The University of Wisconsin’s Perry J. Pickhardt, MD, made his pitch in a new analysis, published Jan. 8 in the American Journal of Roentgenology. He’s motivated by the “disturbing recent trend” of emergency department doctors, surgeons and even hospital administrators influencing such care-level decisions for the sake of expediency and financial reasons, without considering its impact to patient care. Use of such materials often add about 30 to 40 minutes to turnaround time, he noted.
Pickhardt said that there’s been some debate about whether positive oral contrast can genuinely improve diagnostic confidence. However, he’s convinced that it does, and believes “it behooves us to keep fighting for its use.”
“As radiologists, we owe it to our patients to drive the appropriate use of positive oral contrast material,” wrote Pickhardt, chief of gastrointestinal imaging at the University of Wisconsin School of Medicine and Public Health. “At the very least, we should not allow nonradiologists to restrict its use solely on the basis of throughput concerns; rather, we should allow considerations of image quality and diagnostic confidence to enter into the decision process.”
Radiologists’ use of such contrast materials dates back to the earliest days of CT scans. With evolving technology and imaging methods, however, there has been wide variation among practices in their deployment, with some physicians labeling them “old fashioned” and others still using such materials for a wide variety of indications, Pickhardt wrote.
The author runs through some of the past studies on this topic, but argues that the existing medical literature on this controversy is “largely devoid of properly designed and powered studies to fairly and adequately address the key questions.” Furthermore, he believes there is a degree of subjectivity as measuring the clinical value of positive oral contrast materials is difficult.

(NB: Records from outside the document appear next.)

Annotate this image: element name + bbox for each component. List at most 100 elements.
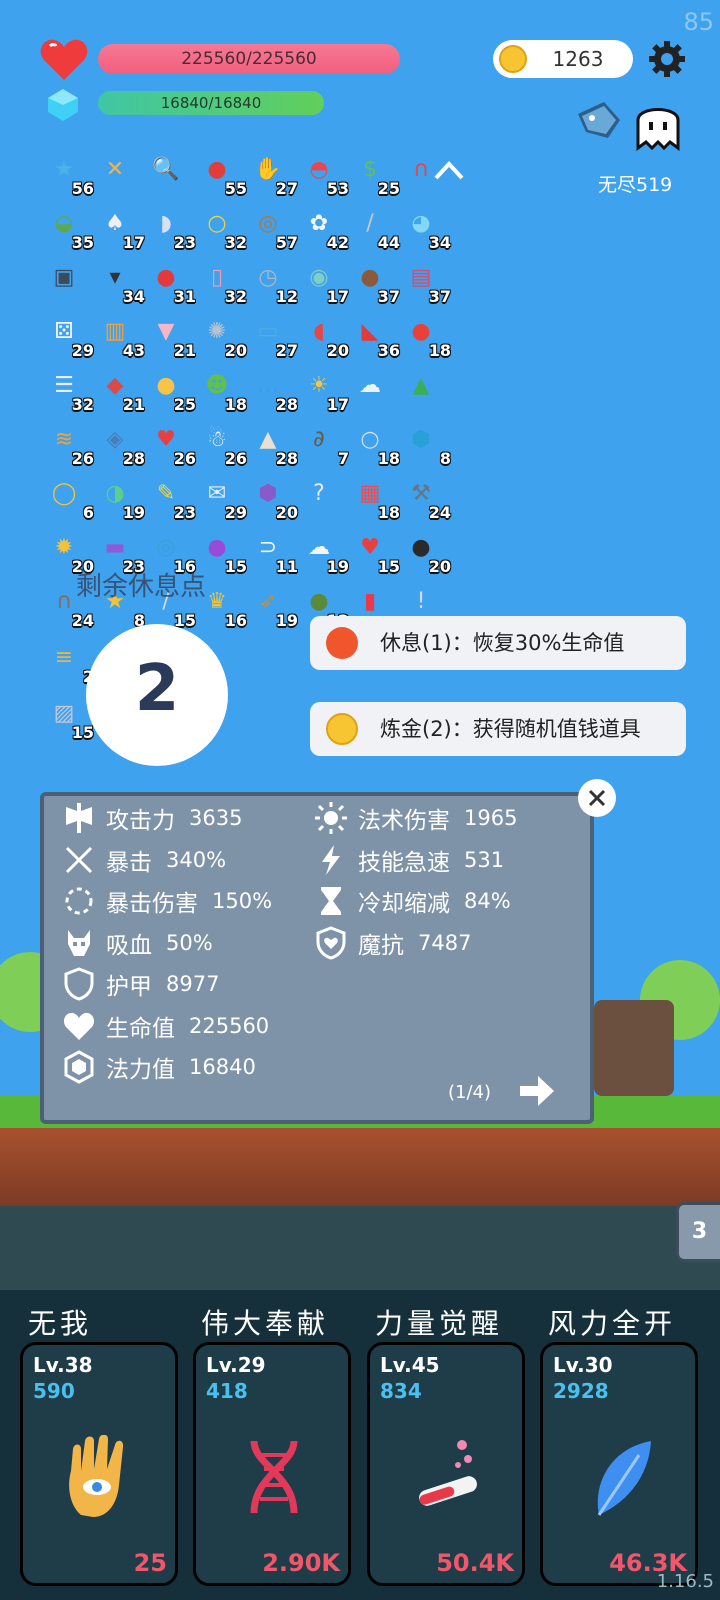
heart-icon bbox=[62, 1009, 96, 1043]
inventory-item[interactable]: ● 37 bbox=[352, 260, 400, 306]
inventory-item[interactable]: ◉ 17 bbox=[301, 260, 349, 306]
heart-icon bbox=[40, 39, 88, 80]
inventory-item[interactable]: ✋ 27 bbox=[250, 152, 298, 198]
inventory-item[interactable]: ▼ 21 bbox=[148, 314, 196, 360]
stat-value: 1965 bbox=[464, 806, 518, 830]
inventory-item[interactable]: ● 31 bbox=[148, 260, 196, 306]
inventory-item[interactable]: ☻ 18 bbox=[199, 368, 247, 414]
arrow-right-icon[interactable] bbox=[518, 1072, 556, 1110]
feather-icon bbox=[597, 1441, 651, 1516]
inventory-item[interactable]: ▥ 43 bbox=[97, 314, 145, 360]
item-count: 34 bbox=[122, 287, 145, 306]
skill-card[interactable]: Lv.38 590 25 bbox=[20, 1342, 178, 1586]
inventory-item[interactable]: ♠ 17 bbox=[97, 206, 145, 252]
inventory-item[interactable]: 🔍 bbox=[148, 152, 192, 196]
inventory-item[interactable]: ♥ 15 bbox=[352, 530, 400, 576]
inventory-item[interactable]: ◆ 21 bbox=[97, 368, 145, 414]
inventory-item[interactable]: ● 20 bbox=[403, 530, 451, 576]
inventory-item[interactable]: ◕ 34 bbox=[403, 206, 451, 252]
inventory-item[interactable]: ⬢ 8 bbox=[403, 422, 451, 468]
fish-icon[interactable] bbox=[574, 98, 626, 150]
item-count: 56 bbox=[71, 179, 94, 198]
mp-bar: 16840/16840 bbox=[98, 91, 324, 115]
version-label: 1.16.5 bbox=[656, 1571, 714, 1592]
inventory-item[interactable]: ✉ 29 bbox=[199, 476, 247, 522]
ghost-icon[interactable] bbox=[632, 100, 684, 152]
inventory-item[interactable]: ⬢ 20 bbox=[250, 476, 298, 522]
stat-value: 7487 bbox=[418, 930, 472, 955]
inventory-item[interactable]: ○ 18 bbox=[352, 422, 400, 468]
inventory-item[interactable]: ◣ 36 bbox=[352, 314, 400, 360]
inventory-item[interactable]: ◖ 20 bbox=[301, 314, 349, 360]
inventory-item[interactable]: ☁ 19 bbox=[301, 530, 349, 576]
stat-value: 150% bbox=[212, 889, 273, 913]
side-tab[interactable]: 3 bbox=[676, 1202, 720, 1262]
shield-icon bbox=[62, 967, 96, 1001]
inventory-item[interactable]: ∂ 7 bbox=[301, 422, 349, 468]
stat-row: 法力值 16840 bbox=[62, 1047, 256, 1087]
inventory-item[interactable]: ● 25 bbox=[148, 368, 196, 414]
item-count: 28 bbox=[275, 395, 298, 414]
stat-row: 吸血 50% bbox=[62, 923, 213, 963]
skill-card[interactable]: Lv.30 2928 46.3K bbox=[540, 1342, 698, 1586]
stat-row: 技能急速 531 bbox=[314, 840, 504, 880]
item-count: 18 bbox=[377, 503, 400, 522]
inventory-item[interactable]: ⚄ 29 bbox=[46, 314, 94, 360]
rest-option-button[interactable]: 休息(1)：恢复30%生命值 bbox=[310, 616, 686, 670]
inventory-item[interactable]: ▨ 15 bbox=[46, 696, 94, 742]
item-count: 21 bbox=[173, 341, 196, 360]
item-icon: ☁ bbox=[359, 373, 381, 398]
inventory-item[interactable]: ⚒ 24 bbox=[403, 476, 451, 522]
inventory-item[interactable]: ◒ 35 bbox=[46, 206, 94, 252]
inventory-item[interactable]: ◎ 57 bbox=[250, 206, 298, 252]
item-count: 23 bbox=[173, 503, 196, 522]
inventory-item[interactable]: ◷ 12 bbox=[250, 260, 298, 306]
inventory-item[interactable]: ☁ bbox=[352, 368, 396, 412]
inventory-item[interactable]: ≋ 26 bbox=[46, 422, 94, 468]
stat-name: 冷却缩减 bbox=[358, 891, 450, 917]
inventory-item[interactable]: ✿ 42 bbox=[301, 206, 349, 252]
inventory-item[interactable]: ▣ bbox=[46, 260, 90, 304]
inventory-item[interactable]: ✕ bbox=[97, 152, 141, 196]
inventory-item[interactable]: ◓ 53 bbox=[301, 152, 349, 198]
inventory-item[interactable]: ▲ bbox=[403, 368, 447, 412]
inventory-item[interactable]: ★ 56 bbox=[46, 152, 94, 198]
inventory-item[interactable]: ◈ 28 bbox=[97, 422, 145, 468]
item-count: 26 bbox=[173, 449, 196, 468]
skill-card[interactable]: Lv.29 418 2.90K bbox=[193, 1342, 351, 1586]
inventory-item[interactable]: ● 55 bbox=[199, 152, 247, 198]
inventory-item[interactable]: ♥ 26 bbox=[148, 422, 196, 468]
close-button[interactable] bbox=[578, 779, 616, 817]
inventory-item[interactable]: ▯ 32 bbox=[199, 260, 247, 306]
inventory-item[interactable]: ☃ 26 bbox=[199, 422, 247, 468]
inventory-item[interactable]: ≡2 bbox=[46, 640, 94, 686]
inventory-item[interactable]: ○ 32 bbox=[199, 206, 247, 252]
inventory-item[interactable]: /44 bbox=[352, 206, 400, 252]
inventory-item[interactable]: ➶ 19 bbox=[250, 584, 298, 630]
inventory-item[interactable]: ▾ 34 bbox=[97, 260, 145, 306]
inventory-item[interactable]: ◯ 6 bbox=[46, 476, 94, 522]
item-count: 35 bbox=[71, 233, 94, 252]
inventory-item[interactable]: … 28 bbox=[250, 368, 298, 414]
inventory-item[interactable]: ▦ 18 bbox=[352, 476, 400, 522]
inventory-item[interactable]: $25 bbox=[352, 152, 400, 198]
inventory-item[interactable]: ▤ 37 bbox=[403, 260, 451, 306]
inventory-item[interactable]: ✎ 23 bbox=[148, 476, 196, 522]
rest-points-count: 2 bbox=[134, 652, 180, 726]
item-count: 17 bbox=[326, 287, 349, 306]
chevron-up-icon[interactable] bbox=[432, 156, 466, 182]
inventory-item[interactable]: ▭ 27 bbox=[250, 314, 298, 360]
inventory-item[interactable]: ● 18 bbox=[403, 314, 451, 360]
alchemy-option-button[interactable]: 炼金(2)：获得随机值钱道具 bbox=[310, 702, 686, 756]
gear-icon[interactable] bbox=[648, 40, 686, 78]
inventory-item[interactable]: ⊃ 11 bbox=[250, 530, 298, 576]
inventory-item[interactable]: ☀ 17 bbox=[301, 368, 349, 414]
item-count: 20 bbox=[428, 557, 451, 576]
inventory-item[interactable]: ☰ 32 bbox=[46, 368, 94, 414]
inventory-item[interactable]: ◑ 19 bbox=[97, 476, 145, 522]
skill-card[interactable]: Lv.45 834 50.4K bbox=[367, 1342, 525, 1586]
inventory-item[interactable]: ? bbox=[301, 476, 345, 520]
inventory-item[interactable]: ▲ 28 bbox=[250, 422, 298, 468]
inventory-item[interactable]: ◗ 23 bbox=[148, 206, 196, 252]
inventory-item[interactable]: ✺ 20 bbox=[199, 314, 247, 360]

Bottom line, Pickhardt concludes that decisions on whether to use such materials in everyday abdominal CT imaging should be made on a case-by-case basis, and by individuals with training in radiological care.
“There is often no simple answer, but indication-specific considerations should generally hold sway,” he wrote. “Oral contrast material (whether positive or neutral) can reduce diagnostic error and can increase diagnostic confidence. I believe that there is definitely still a role for positive oral contrast material in modern state-of-the-art abdominal CT.”